/word2vec

An implementation of Mikolov's word2vec in Python using Theano and Lasagne.

Primary LanguagePython

theano-word2vec

An implementation of Mikolov's word2vec in Python 2 using Theano and Lasagne.

About this package

This package has been written with care for modularity of it's components, with the hope that they will be re-usable in creating variations on standard word2vec. Soon I'll provide full documentation with guidelines on customization and extension, as well as a tour of how the package is setup. For now, please enjoy this quickstart guide

Quickstart

NOTE: This package is only available for Python 2 right now.

Install

Install from the Python Package Index:

pip install theano-word2vec

Alternatively, install a version you can hack on:

git clone https://github.com/enewe101/word2vec.git
cd word2vec
python setup.py develop

Use

The simplest way to train a word2vec embedding:

>>> from word2vec import word2vec
>>> embedder, dictionary = word2vec(files=['corpus/file1.txt', 'corpus/file2.txt'])

Where the input files should be formatted with one sentence per line, with tokens space-separated.

Once trained, the embedder can be used to convert words to vectors:

>>> tokens = 'A sentence to embed'.split()
>>> token_ids = dictionary.get_ids(tokens)
>>> vectors = word2vec_embedder.embed(token_ids)

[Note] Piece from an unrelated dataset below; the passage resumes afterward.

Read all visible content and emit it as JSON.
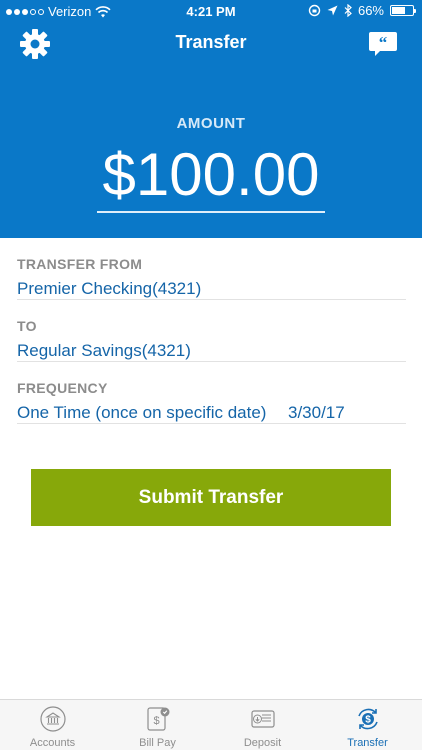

The word2vec() function exposes most of the basic parameters appearing in Mikolov's skip-gram model based on noise contrastive estimation:

>>> embedder, dictionary = word2vec(
...		# directory in which to save embedding parameters (deepest dir created if doesn't exist)
...		savedir='data/my-embedding',
...
...		# List of files comprising the corpus
...		files=['corpus/file1.txt', 'corpus/file2.txt'],	
...
...		# Include whole directories of files (deep files not included)
...		directories=['corpus', 'corpus/additional'],
...
...		# Indicate files to exclude using regexes
...		skip=[re.compile('*.bk$'), re.compile('exclude-from-corpus')],	
...
...		# Number of passes through training corpus
...		num_epochs=5,				
...
...		# Specify the mapping from tokens to ints (else create it automatically)
...		unigram_dictionary=preexisting_dictionary,	
...
...		# Number of "noise" examples included for every "signal" example
...		noise_ratio=15,	
...
...		# Relative probability of skip-gram sampling centered on query word
...		kernel=[1,2,3,3,2,1],		
...
...		# Threshold used to calculate discard-probability for query words
...		t=1.0e-5,				
...
...		# Size of minibatches during training
...		batch_size = 1000,
...
...		# Dimensionality of the embedding vector space 
...		num_embedding_dimensions = 500, 
...
...		# Initializer for embedding parameters (can be a numpy array too)
...		word_embedding_init=lasagne.init.Normal(),	
...
...		# Initializer for context embedding parameters (can be numpy array)
...		context_embedding_init=lasagne.init.Normal(),	
...
...		# Size of stochastic gradient descent steps during training
...		learning_rate = 0.1,	
...
...		# Amount of Nesterov momentum during training
...		momentum=0.9,		
...
...		# Print messages during training
...		verbose=True,
...
...		# Number of parrallel corpus-reading processes 
...		num_example_generators=3	
...	)

For more customization, check out the documentation (soon) to see how to assemble your own training setup using the classes provided in word2vec.